Monday 22 September 2014

14.The eagle has landed


As I have said before, I am not a twitcher and I am not a great keeper of lists. News of a rarity fills me with neither excitement nor the desire to travel to remote places to add a tick to my yet-to-be-compiled lifetime list. Sometimes, though, an opportunity is just too good to miss!
In late April I heard that a Tawny Pipit, enticingly described as ‘scarce’ on the ‘Birdguides’ website, was less than half a mile from our house. Breeding in much of continental Europe and wintering in the Middle East or sub-Saharan Africa, Tetney Lock is not exactly on its migration route, but this is just what gives keen birders their adrenaline fix and I am not completely immune.
It didn’t take long to pack up my equipment, including several layers of insulating clothing - the easterly wind that brings rarities to this part of Lincolnshire is also notorious for bringing hypothermia to visitors. Two hours later and the group of half a dozen or so birders I had teamed up with agreed that the pipit had probably moved on. Disappointing as it was it must have been much worse for the man who had travelled all the way from Bristol. It was also less of a disappointment than my belated attempt to see a Steppe Grey Shrike two years earlier.
So rare in the U.K. is this bird that ‘Birdguides’ gives it the magnificent rarity classification ‘Mega’ and one had been seen regularly over several days just five miles from my home. ‘Mega’ means ‘not yet occurred in the British Isles or exceedingly rare, or otherwise highly desirable’ Even with that recommendation it wasn’t until I saw a couple of photographs showing it perched on the hat of a birder and then on a telescope and tripod that I decided to face the inevitable large number of birders and attempt to see it for myself.
I had done this successfully a few years earlier with an American Robin, also a ‘Mega’ bird in the U.K., which had been spotted on an industrial estate in North East Lincolnshire. A colleague described where it was and I made the short trip from work in the lunch break. Within five minutes of parking the car and looking into a couple of shrubs by the gate to one of the units I saw it. It was a thrill to see a bird so rarely seen in the U.K. but it was a sad experience too. Like an exotic caged animal it was far away from home in bleak and unnatural surroundings and I wondered how long it could survive. It was killed the next day by a sparrowhawk.
I was denied even these mixed emotions with the shrike. Before I reached my destination I became aware of a small group of birders trudging wearily through the mud towards the road. It seemed the sparrowhawk had been one step ahead of me this time and all that remained were a few feathers.
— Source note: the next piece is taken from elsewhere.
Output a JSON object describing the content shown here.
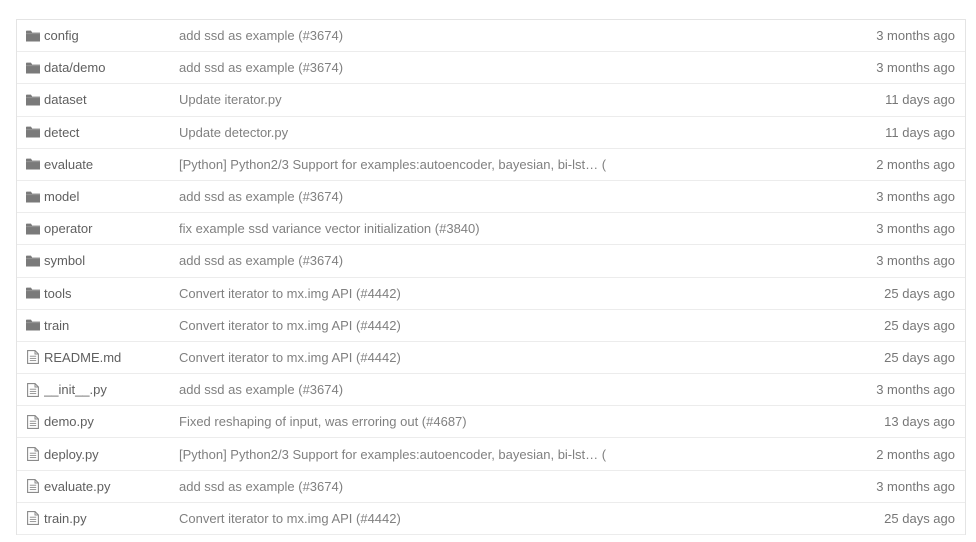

The failed pipit trip was far from unproductive though. I managed some great views on the way home of a group, or ‘trip’, of seven Dotterel feeding in a field of newly-germinated peas and I was informed by one of the birders that the White-tailed Eagle was still around the ponds near Ruckland, less than twenty miles away. The Dotterel is a wader with beautifully subtle colours, with the male’s more muted plumage giving a clue to his role in caring for the eggs and chicks – a stay-at-home dad long before it became fashionable.My early morning trip to Ruckland rounded off an eventful April. Half an hour after arriving at what turned out to be one of the most picturesque areas of the Lincolnshire Wolds I witnessed a magnificent sight. A huge bird with a wingspan of between six and eight feet, the largest eagle in Europe, appeared over the horizon with an escort of common buzzards, clearly uneasy about its presence so close to their nests. I had always thought of buzzards as large birds in the Lincolnshire context but I had to revise my judgement – their wingspan was approximately half that of the eagle.
I watched in the company of four or five birders from various parts of the country for an hour or so before the eagle made its way effortlessly over the hill and out of sight. I set off for home still feeling the exhilaration of that first view. Spending time with fellow birders had not been too bad. Maybe I would give up solitary wildlife watching and become a proper birder – then again, maybe not.